(Washington, DC) – Senator Richard Blumenthal (D-CT) issued the following statement today after Federal Trade Commission (FTC) Chairman Jon Leibowitz informed him that he was launching an investigation – including authorizing the use of compulsory process – to determine whether various actors in energy markets have engaged in market manipulation or other activities that have lessened competition to increase oil and petroleum prices disproportionately, resulting in skyrocketing gas prices for families and businesses in Connecticut and across the country:
“Federal officials are finally recognizing that where there’s smoke, there may be fire – and now they’ll investigate to find out. I am greatly encouraged that the FTC has heeded my call for a thorough investigation, including the use of compulsory process, to uncover and root out potential criminal activity of bad actors in our energy markets. Families and businesses in Connecticut and across the country have borne the brunt of skyrocketing gas prices, and the investigation must be aggressive and hard-hitting, a crucial first step in leveling the playing field, ensuring fairness in the marketplace, and helping those struggling to make ends meet as our economy continues to recover.”
Blumenthal has repeatedly called for a comprehensive federal investigation into potential illegal criminal activity in the energy markets, citing the necessity of the use of compulsory process, including subpoenas, to aid in fact-finding.
Specifically, the FTC announced that it is launching an investigation “to determine whether certain oil producers, refiners, transporters, marketers, physical or financial traders, or others have engaged or are engaging in practices that have lessened or may lessen competition – or have engaged or are engaging in manipulation – in the production, refining, transportation, distribution, or wholesale supply of crude oil or petroleum products; or have provided false or misleading information related to the wholesale price of crude oil or petroleum products to a federal department or agency.”
The full text of the letter follows:
June 20, 2011
The Honorable Richard Blumenthal
United States Senate
Washington, D.C. 20510
Dear Senator Blumenthal:
Thank you for your recent correspondence to the Federal Trade Commission concerning the petroleum industry. As you know, crude oil and refined petroleum product prices and profit margins increased substantially earlier this year. The Energy Information Administration reported that as of early May, U.S. refiners’ refining margins had increased more than 90 percent since the beginning of 2011, and U.S. refiners at that time were using only 81.7 percent of their capacity, representing a seven percent reduction from the same period in 2010. In light of these and other developments, the Commission has opened an investigation and has authorized the use of compulsory process to determine whether certain oil producers, refiners, transporters, marketers, physical or financial traders, or others (1) have engaged or are engaging in practices that have lessened or may lessen competition – or have engaged or are engaging in manipulation – in the production, refining, transportation, distribution, or wholesale supply of crude oil or petroleum products; or (2) have provided false or misleading information related to the wholesale price of crude oil or petroleum products to a federal department or agency. The Commission seeks to determine through this investigation whether there is a reason to believe that the foregoing practices are in violation of Section 5 of the Federal Trade Commission Act, 15 U.S.C. § 45, as amended; the Commission’s Prohibition of Energy Market Manipulation Rule, 16 C.F.R. Part 317; or Section 811 of Section 812 of the Energy Independence and Security Act of 2007, 42 U.S.C. §§ 17301, 17302.
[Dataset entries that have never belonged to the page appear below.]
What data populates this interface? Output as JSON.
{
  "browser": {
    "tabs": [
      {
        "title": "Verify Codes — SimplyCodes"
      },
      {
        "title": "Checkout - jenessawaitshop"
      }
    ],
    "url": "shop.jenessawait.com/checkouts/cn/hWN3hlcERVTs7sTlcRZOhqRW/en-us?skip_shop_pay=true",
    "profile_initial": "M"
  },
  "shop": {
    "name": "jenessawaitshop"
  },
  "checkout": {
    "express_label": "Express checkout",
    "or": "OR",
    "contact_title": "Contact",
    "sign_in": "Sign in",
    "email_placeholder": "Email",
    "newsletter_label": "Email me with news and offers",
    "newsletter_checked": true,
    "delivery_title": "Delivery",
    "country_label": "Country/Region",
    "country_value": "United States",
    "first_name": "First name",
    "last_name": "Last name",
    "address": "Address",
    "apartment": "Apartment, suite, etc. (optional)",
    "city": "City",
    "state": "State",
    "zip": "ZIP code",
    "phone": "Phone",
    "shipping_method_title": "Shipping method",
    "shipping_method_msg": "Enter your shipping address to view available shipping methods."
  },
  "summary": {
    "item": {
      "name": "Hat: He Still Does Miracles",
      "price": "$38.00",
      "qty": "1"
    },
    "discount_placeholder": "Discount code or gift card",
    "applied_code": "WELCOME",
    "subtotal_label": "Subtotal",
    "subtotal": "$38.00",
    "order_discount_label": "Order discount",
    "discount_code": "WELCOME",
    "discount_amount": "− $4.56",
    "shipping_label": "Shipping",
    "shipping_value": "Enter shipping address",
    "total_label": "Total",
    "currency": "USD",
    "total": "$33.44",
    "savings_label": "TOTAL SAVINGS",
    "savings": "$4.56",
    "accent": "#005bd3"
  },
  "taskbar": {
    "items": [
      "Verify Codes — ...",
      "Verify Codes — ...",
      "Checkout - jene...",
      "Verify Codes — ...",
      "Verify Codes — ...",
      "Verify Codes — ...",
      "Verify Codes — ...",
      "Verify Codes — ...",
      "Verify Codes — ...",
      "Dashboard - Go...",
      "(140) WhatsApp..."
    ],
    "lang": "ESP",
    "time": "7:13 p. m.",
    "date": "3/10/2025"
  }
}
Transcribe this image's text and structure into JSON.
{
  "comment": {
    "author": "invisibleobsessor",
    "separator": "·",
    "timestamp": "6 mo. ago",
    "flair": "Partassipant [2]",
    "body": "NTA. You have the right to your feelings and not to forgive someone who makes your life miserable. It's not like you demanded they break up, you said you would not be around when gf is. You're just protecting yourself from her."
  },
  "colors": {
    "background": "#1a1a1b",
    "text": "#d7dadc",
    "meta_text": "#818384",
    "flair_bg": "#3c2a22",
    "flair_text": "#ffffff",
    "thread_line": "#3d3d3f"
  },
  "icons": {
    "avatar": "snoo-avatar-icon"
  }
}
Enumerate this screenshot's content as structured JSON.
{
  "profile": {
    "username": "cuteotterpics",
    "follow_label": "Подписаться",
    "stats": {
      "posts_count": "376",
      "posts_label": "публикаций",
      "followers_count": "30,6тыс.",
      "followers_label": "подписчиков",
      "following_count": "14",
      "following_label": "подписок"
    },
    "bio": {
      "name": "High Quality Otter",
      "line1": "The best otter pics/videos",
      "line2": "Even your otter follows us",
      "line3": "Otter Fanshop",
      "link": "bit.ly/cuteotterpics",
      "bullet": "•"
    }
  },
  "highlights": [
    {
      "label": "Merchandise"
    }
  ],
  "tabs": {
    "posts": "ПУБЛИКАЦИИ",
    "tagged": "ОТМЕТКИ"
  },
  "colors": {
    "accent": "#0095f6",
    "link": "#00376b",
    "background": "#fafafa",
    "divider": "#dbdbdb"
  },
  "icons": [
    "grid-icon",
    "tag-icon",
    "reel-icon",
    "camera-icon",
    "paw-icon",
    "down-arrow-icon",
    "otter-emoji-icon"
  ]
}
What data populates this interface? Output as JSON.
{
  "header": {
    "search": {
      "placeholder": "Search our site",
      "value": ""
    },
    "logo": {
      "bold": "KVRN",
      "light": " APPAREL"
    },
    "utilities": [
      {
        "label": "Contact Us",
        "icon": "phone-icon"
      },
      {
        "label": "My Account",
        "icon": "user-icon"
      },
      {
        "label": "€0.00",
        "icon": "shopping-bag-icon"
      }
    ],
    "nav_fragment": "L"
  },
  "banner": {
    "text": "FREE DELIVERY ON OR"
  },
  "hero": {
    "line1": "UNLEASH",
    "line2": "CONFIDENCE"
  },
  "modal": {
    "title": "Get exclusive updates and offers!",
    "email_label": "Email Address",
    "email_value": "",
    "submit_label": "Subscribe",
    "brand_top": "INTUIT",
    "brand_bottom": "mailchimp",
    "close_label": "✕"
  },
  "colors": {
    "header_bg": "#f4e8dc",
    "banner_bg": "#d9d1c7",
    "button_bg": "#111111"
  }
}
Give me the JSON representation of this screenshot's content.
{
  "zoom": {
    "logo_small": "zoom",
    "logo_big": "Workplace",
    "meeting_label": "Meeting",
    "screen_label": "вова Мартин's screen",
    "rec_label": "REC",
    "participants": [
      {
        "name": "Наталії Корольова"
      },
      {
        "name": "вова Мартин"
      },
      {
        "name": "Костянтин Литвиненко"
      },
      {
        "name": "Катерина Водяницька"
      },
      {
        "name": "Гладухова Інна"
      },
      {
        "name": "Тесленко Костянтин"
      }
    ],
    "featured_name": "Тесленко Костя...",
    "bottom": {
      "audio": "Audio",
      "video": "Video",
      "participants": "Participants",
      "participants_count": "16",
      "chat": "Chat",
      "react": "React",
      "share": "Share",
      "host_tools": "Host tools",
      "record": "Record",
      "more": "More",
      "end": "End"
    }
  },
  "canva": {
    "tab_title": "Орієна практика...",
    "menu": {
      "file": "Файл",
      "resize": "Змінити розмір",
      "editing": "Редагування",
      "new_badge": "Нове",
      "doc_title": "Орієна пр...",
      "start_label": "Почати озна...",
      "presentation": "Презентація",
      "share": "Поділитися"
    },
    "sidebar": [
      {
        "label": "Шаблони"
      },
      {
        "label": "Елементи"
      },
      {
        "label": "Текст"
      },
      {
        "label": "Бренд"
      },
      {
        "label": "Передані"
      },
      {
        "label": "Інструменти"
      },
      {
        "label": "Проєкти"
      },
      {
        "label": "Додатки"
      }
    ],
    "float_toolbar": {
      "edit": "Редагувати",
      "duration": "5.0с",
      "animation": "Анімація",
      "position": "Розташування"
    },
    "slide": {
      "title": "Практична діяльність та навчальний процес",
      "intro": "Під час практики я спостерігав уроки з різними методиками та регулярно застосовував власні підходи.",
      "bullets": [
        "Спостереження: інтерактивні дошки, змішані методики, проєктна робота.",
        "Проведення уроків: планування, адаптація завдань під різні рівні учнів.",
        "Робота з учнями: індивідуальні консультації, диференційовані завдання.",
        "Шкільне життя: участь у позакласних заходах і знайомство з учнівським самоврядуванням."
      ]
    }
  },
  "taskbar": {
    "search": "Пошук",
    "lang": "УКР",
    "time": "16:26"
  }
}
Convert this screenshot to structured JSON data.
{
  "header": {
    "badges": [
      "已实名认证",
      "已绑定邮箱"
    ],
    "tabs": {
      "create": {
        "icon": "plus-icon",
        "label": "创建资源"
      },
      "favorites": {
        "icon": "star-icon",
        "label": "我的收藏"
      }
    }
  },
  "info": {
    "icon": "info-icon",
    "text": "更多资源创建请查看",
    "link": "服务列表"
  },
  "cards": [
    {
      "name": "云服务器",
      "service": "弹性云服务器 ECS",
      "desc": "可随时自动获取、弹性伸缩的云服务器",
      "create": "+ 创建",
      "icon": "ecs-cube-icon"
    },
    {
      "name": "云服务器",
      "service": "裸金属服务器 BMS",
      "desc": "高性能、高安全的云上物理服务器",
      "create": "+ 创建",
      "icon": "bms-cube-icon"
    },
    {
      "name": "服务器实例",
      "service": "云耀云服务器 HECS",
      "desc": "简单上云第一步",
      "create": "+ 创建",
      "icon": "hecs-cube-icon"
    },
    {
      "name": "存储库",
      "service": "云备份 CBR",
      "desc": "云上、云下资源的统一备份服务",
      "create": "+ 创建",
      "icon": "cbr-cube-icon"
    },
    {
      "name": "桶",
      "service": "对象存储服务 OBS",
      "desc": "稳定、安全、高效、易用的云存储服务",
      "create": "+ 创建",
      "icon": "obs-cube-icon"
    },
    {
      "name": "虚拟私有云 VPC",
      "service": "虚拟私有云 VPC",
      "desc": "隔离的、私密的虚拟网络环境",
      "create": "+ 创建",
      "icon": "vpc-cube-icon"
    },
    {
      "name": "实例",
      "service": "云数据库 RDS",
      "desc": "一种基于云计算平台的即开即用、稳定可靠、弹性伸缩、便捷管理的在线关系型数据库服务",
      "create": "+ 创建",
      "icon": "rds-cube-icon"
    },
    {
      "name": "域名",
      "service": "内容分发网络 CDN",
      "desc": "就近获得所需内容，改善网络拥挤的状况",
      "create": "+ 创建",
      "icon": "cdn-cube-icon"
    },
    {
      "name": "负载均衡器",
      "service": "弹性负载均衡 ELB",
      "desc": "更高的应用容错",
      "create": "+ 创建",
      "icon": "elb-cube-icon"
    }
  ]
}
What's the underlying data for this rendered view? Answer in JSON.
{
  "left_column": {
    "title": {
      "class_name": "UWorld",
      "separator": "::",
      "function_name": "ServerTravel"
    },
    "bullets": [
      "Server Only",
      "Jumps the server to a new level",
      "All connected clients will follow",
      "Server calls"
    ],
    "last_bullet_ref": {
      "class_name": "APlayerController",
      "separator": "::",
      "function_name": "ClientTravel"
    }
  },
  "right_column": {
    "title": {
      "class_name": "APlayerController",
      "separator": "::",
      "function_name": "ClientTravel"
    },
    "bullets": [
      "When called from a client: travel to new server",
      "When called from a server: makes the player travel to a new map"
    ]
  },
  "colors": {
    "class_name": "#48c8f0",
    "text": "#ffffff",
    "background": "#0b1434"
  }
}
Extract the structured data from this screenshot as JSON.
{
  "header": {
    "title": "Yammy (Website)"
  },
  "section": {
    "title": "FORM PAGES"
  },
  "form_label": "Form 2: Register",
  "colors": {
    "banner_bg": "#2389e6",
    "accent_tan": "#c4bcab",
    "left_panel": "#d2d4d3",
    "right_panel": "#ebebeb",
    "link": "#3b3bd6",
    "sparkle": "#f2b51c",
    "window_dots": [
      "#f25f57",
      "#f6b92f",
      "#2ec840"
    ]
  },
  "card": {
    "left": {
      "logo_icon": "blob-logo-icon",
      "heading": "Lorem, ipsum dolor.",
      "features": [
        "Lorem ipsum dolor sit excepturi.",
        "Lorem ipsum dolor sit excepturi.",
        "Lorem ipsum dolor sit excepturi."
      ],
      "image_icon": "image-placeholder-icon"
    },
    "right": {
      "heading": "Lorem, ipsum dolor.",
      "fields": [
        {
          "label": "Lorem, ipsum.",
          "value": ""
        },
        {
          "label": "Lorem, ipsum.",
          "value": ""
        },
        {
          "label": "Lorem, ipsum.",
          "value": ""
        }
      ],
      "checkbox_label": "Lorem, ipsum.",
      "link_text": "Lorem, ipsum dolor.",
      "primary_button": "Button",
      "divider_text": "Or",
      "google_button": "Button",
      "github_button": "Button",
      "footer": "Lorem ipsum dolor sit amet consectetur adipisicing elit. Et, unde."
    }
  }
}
The information to be secured through this investigation may include, but is not limited to, utilization and maintenance decisions, inventory holding decisions, product supply decisions, product import and export strategies and volumes, product output decisions, capital planning decisions, product margins and profitability, and any other information which may be relevant to determining whether there is a reason to believe that there have been violations of any of the forgoing statutes or of the Rule. Let me assure you that the Commission will conduct this investigation as efficiently and effectively as possible.
We recognize that recent increases in crude oil and petroleum product prices place a tremendous strain on individual American consumers and harm the economy as a whole, and we remain committed to preventing and prosecuting any anticompetitive, fraudulent, or otherwise illegal activity which we identify through the foregoing investigation. The Commission will also continue to assist the Oil and Gas Price Fraud Working Group, established by the Attorney General and composed of state and federal law enforcement agencies, to help identify civil or criminal violations in the oil and gasoline markets, and to ensure that American consumers are not harmed by any unlawful conduct. The Commission appreciates and shares your long-standing interest in finding ways to protect consumers in the petroleum sector. If you have additional questions, please do not hesitate to contact Jeanne Bumpus, the Director of our Office of Congressional Relations, at xxx-xxx-xxxx.